The WS2012R2 SMTP server finds its TLS cert. The WS2022 server does not.
We have a CNAME for the WS2022 server in internal DNS, 'relay.domain.net'.
We have a self-cert whose subject is 'relay.domain.net' in the Personal and Trusted Root CA's stores of Certificates.msc. When I open the cert, it shows, "You have a private key that corresponds to this certificate.", and Certificate Status is "This certificate is OK."
In the SMTP Virtual Server, Delivery-->Advanced-->Fully-qualified domain name is set to 'relay.domain.net', and Check DNS reports the name is valid.

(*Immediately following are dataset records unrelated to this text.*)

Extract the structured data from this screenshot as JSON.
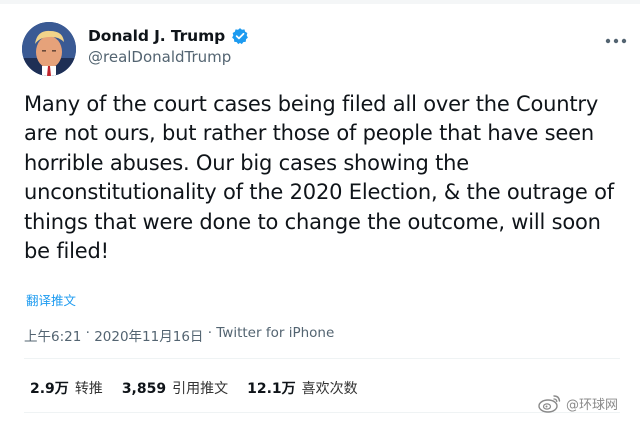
{
  "user": {
    "display_name": "Donald J. Trump",
    "handle": "@realDonaldTrump",
    "verified": true
  },
  "tweet": {
    "text": "Many of the court cases being filed all over the Country are not ours, but rather those of people that have seen horrible abuses. Our big cases showing the unconstitutionality of the 2020 Election, & the outrage of things that were done to change the outcome, will soon be filed!",
    "translate_label": "翻译推文",
    "time": "上午6:21",
    "separator": " · ",
    "date": "2020年11月16日",
    "source": "Twitter for iPhone"
  },
  "stats": [
    {
      "value": "2.9万",
      "label": "转推"
    },
    {
      "value": "3,859",
      "label": "引用推文"
    },
    {
      "value": "12.1万",
      "label": "喜欢次数"
    }
  ],
  "watermark": {
    "text": "@环球网"
  },
  "colors": {
    "link": "#1d9bf0",
    "verified": "#1d9bf0",
    "secondary_text": "#536471"
  },
  "icons": {
    "verified": "verified-badge-icon",
    "more": "more-options-icon",
    "watermark": "weibo-logo-icon"
  }
}
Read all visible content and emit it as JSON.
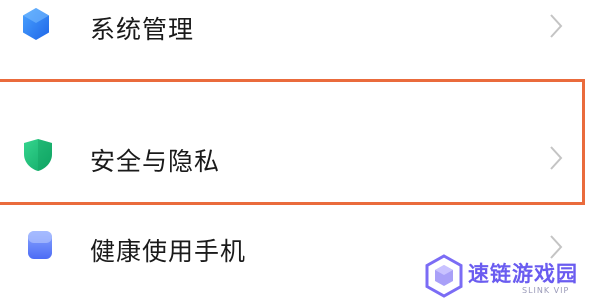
{
  "settings_list": {
    "items": [
      {
        "label": "系统管理",
        "icon": "system-hexagon-icon",
        "icon_color": "#2f7ff0"
      },
      {
        "label": "安全与隐私",
        "icon": "shield-icon",
        "icon_color": "#1fc27a"
      },
      {
        "label": "健康使用手机",
        "icon": "phone-health-icon",
        "icon_color": "#6f8dfc"
      }
    ],
    "chevron_icon": "chevron-right-icon",
    "highlighted_item": "安全与隐私",
    "highlight_color": "#ea6b3c"
  },
  "watermark": {
    "title": "速链游戏园",
    "subtitle": "SLINK VIP",
    "logo_icon": "cube-logo-icon",
    "color": "#6a5cf0"
  }
}
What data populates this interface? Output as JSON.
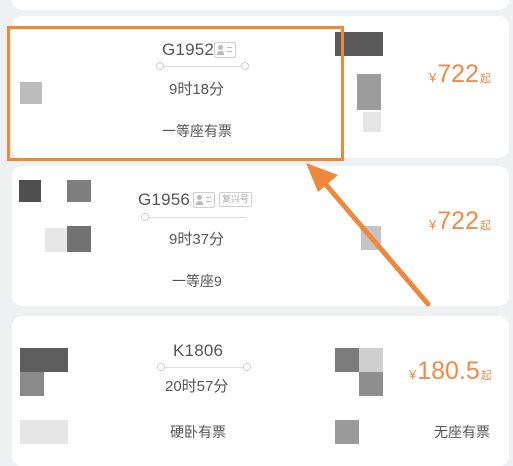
{
  "trains": [
    {
      "train_no": "G1952",
      "duration": "9时18分",
      "seat_info": "一等座有票",
      "price_symbol": "¥",
      "price": "722",
      "price_suffix": "起"
    },
    {
      "train_no": "G1956",
      "badge": "复兴号",
      "duration": "9时37分",
      "seat_info": "一等座9",
      "price_symbol": "¥",
      "price": "722",
      "price_suffix": "起"
    },
    {
      "train_no": "K1806",
      "duration": "20时57分",
      "seat_info": "硬卧有票",
      "seat_info_2": "无座有票",
      "price_symbol": "¥",
      "price": "180.5",
      "price_suffix": "起"
    }
  ],
  "annotation": {
    "color": "#f0883b",
    "target": "G1952"
  },
  "colors": {
    "price": "#f08a45",
    "background": "#eff0f2",
    "card": "#ffffff"
  },
  "icons": [
    "person-icon",
    "route-dot-icon",
    "arrow-icon"
  ]
}
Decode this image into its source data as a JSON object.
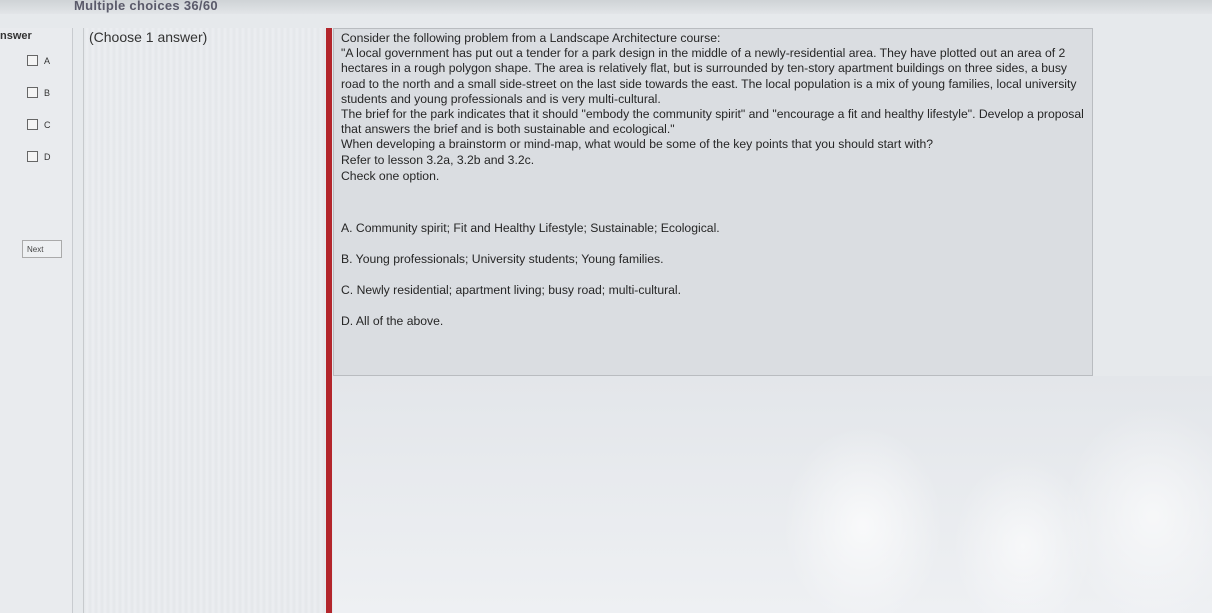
{
  "header": {
    "section_title": "Multiple choices 36/60"
  },
  "answer_panel": {
    "header": "nswer",
    "options": [
      "A",
      "B",
      "C",
      "D"
    ],
    "next_label": "Next"
  },
  "choose": {
    "instruction": "(Choose 1 answer)"
  },
  "question": {
    "lines": [
      "Consider the following problem from a Landscape Architecture course:",
      "\"A local government has put out a tender for a park design in the middle of a newly-residential area. They have plotted out an area of 2 hectares in a rough polygon shape. The area is relatively flat, but is surrounded by ten-story apartment buildings on three sides, a busy road to the north and a small side-street on the last side towards the east. The local population is a mix of young families, local university students and young professionals and is very multi-cultural.",
      "The brief for the park indicates that it should \"embody the community spirit\" and \"encourage a fit and healthy lifestyle\". Develop a proposal that answers the brief and is both sustainable and ecological.\"",
      "When developing a brainstorm or mind-map, what would be some of the key points that you should start with?",
      "Refer to lesson 3.2a, 3.2b and 3.2c."
    ],
    "check": "Check one option."
  },
  "answers": [
    "A. Community spirit; Fit and Healthy Lifestyle; Sustainable; Ecological.",
    "B. Young professionals; University students; Young families.",
    "C. Newly residential; apartment living; busy road; multi-cultural.",
    "D. All of the above."
  ],
  "colors": {
    "accent_bar": "#b3262c",
    "panel_bg": "#dadde1"
  }
}
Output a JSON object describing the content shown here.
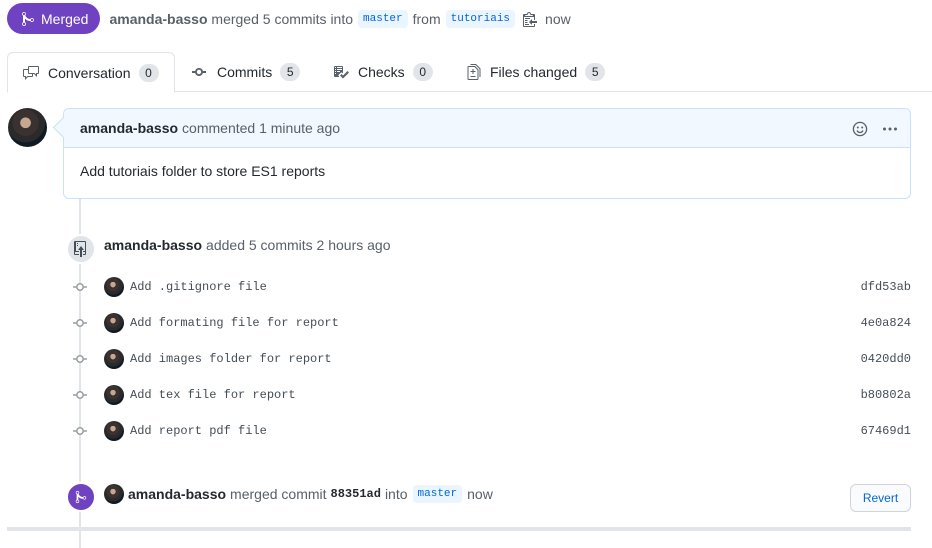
{
  "header": {
    "state_label": "Merged",
    "author": "amanda-basso",
    "action": "merged 5 commits into",
    "base_branch": "master",
    "from_word": "from",
    "head_branch": "tutoriais",
    "time": "now",
    "state_color": "#6f42c1"
  },
  "tabs": [
    {
      "label": "Conversation",
      "count": "0",
      "icon": "comment-discussion-icon"
    },
    {
      "label": "Commits",
      "count": "5",
      "icon": "git-commit-icon"
    },
    {
      "label": "Checks",
      "count": "0",
      "icon": "checklist-icon"
    },
    {
      "label": "Files changed",
      "count": "5",
      "icon": "file-diff-icon"
    }
  ],
  "comment": {
    "author": "amanda-basso",
    "meta": "commented 1 minute ago",
    "body": "Add tutoriais folder to store ES1 reports"
  },
  "commits_event": {
    "author": "amanda-basso",
    "text": "added 5 commits 2 hours ago"
  },
  "commits": [
    {
      "message": "Add .gitignore file",
      "sha": "dfd53ab"
    },
    {
      "message": "Add formating file for report",
      "sha": "4e0a824"
    },
    {
      "message": "Add images folder for report",
      "sha": "0420dd0"
    },
    {
      "message": "Add tex file for report",
      "sha": "b80802a"
    },
    {
      "message": "Add report pdf file",
      "sha": "67469d1"
    }
  ],
  "merge_event": {
    "author": "amanda-basso",
    "text": "merged commit",
    "sha": "88351ad",
    "into_word": "into",
    "branch": "master",
    "time": "now",
    "revert_label": "Revert"
  }
}
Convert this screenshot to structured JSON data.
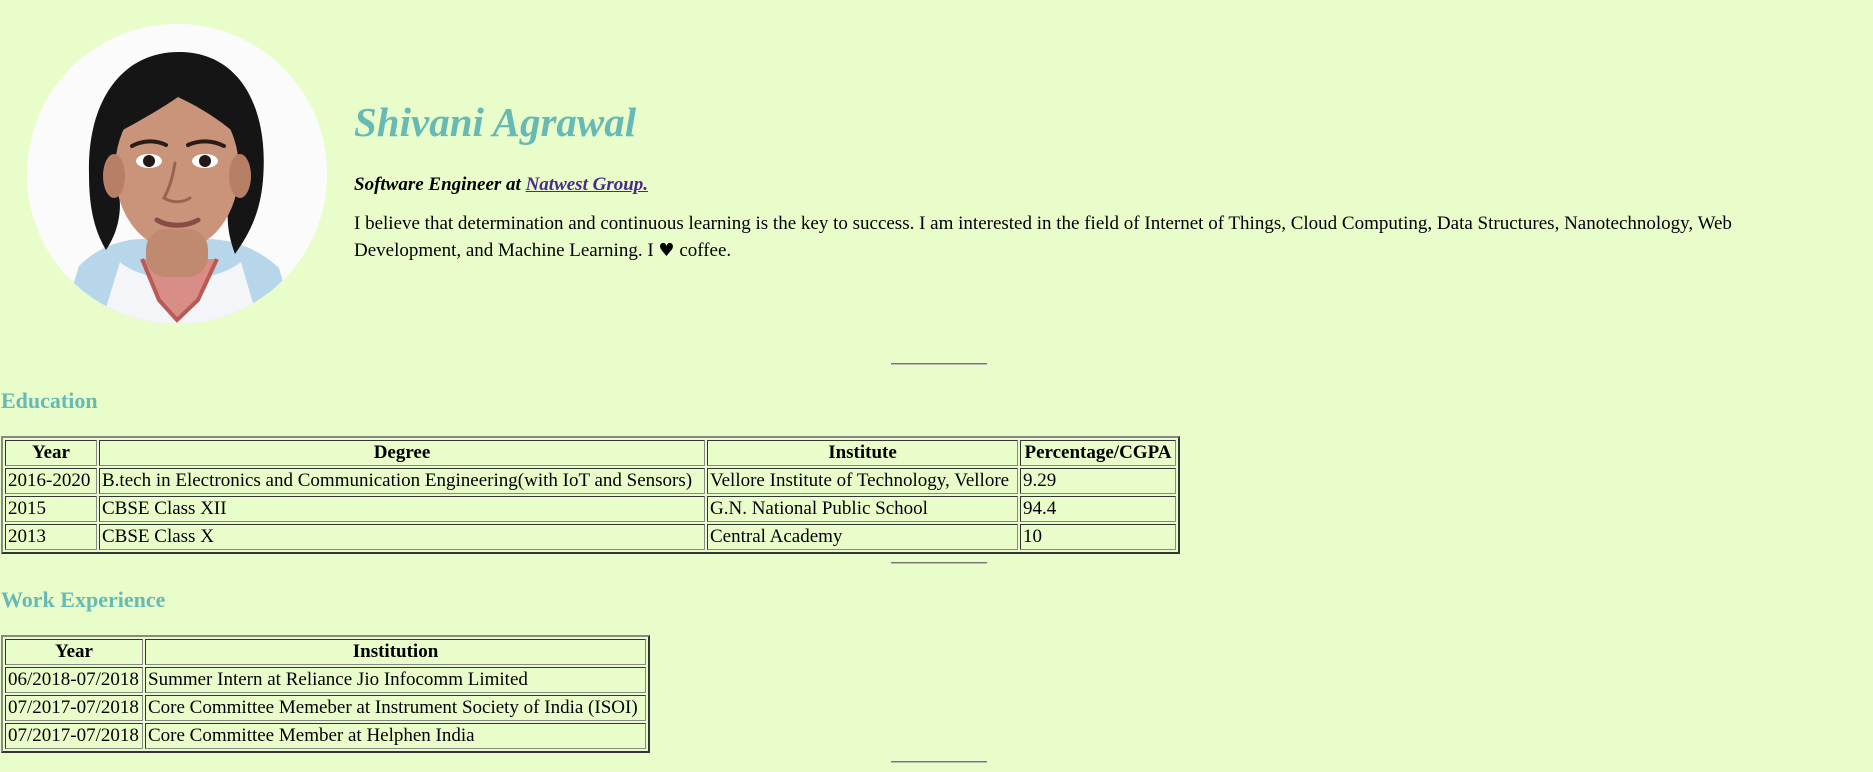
{
  "profile": {
    "name": "Shivani Agrawal",
    "role_prefix": "Software Engineer at",
    "company": "Natwest Group.",
    "bio_text": "I believe that determination and continuous learning is the key to success. I am interested in the field of Internet of Things, Cloud Computing, Data Structures, Nanotechnology, Web Development, and Machine Learning. I",
    "bio_icon": "heart-icon",
    "bio_suffix": "coffee."
  },
  "education": {
    "heading": "Education",
    "columns": [
      "Year",
      "Degree",
      "Institute",
      "Percentage/CGPA"
    ],
    "rows": [
      [
        "2016-2020",
        "B.tech in Electronics and Communication Engineering(with IoT and Sensors)",
        "Vellore Institute of Technology, Vellore",
        "9.29"
      ],
      [
        "2015",
        "CBSE Class XII",
        "G.N. National Public School",
        "94.4"
      ],
      [
        "2013",
        "CBSE Class X",
        "Central Academy",
        "10"
      ]
    ]
  },
  "work": {
    "heading": "Work Experience",
    "columns": [
      "Year",
      "Institution"
    ],
    "rows": [
      [
        "06/2018-07/2018",
        "Summer Intern at Reliance Jio Infocomm Limited"
      ],
      [
        "07/2017-07/2018",
        "Core Committee Memeber at Instrument Society of India (ISOI)"
      ],
      [
        "07/2017-07/2018",
        "Core Committee Member at Helphen India"
      ]
    ]
  },
  "colors": {
    "background": "#e9fdca",
    "heading": "#66b9b5",
    "link": "#4b2a8b"
  }
}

Pretty sure that's all I've ever had to do to get the cert to be used by SMTP service on any other Windows Server in the past.
But here, I restarted the SMTP service--and for that matter, the server--and the Access tab still reports "TLS is not available without a certificate," and the Windows Service event log shows smtpsvc event 2001, "No usable TLS server certificate for SMTP virtual server instance '1' could be found. TLS will be disabled for this virtual-server." as the SMTP service starts.
Am I missing something? If not, is there a place I can kick it to make it work?
All Windows/IIS SMTP components became deprecated ever since Windows Server 2003 went end of life,
So, use search engines to see what alternatives (likely from third parties) you can migrate to.
I know this is a post that is 2 years old now. You have encountered a bug in the MMC snap-in for IIS 6.0 that is used to manage the Microsoft SMTP Service. When the snap-in the SMTP FQDN (the one present in the Advanced Delivery settings), it does not look at the certificate's common name, it looks in the SAN (subject alternative name) list. The bug is that it looks only at the first entry of the SAN list, so if you have the FQDN at any position other than the first one, the snap-in won't find it.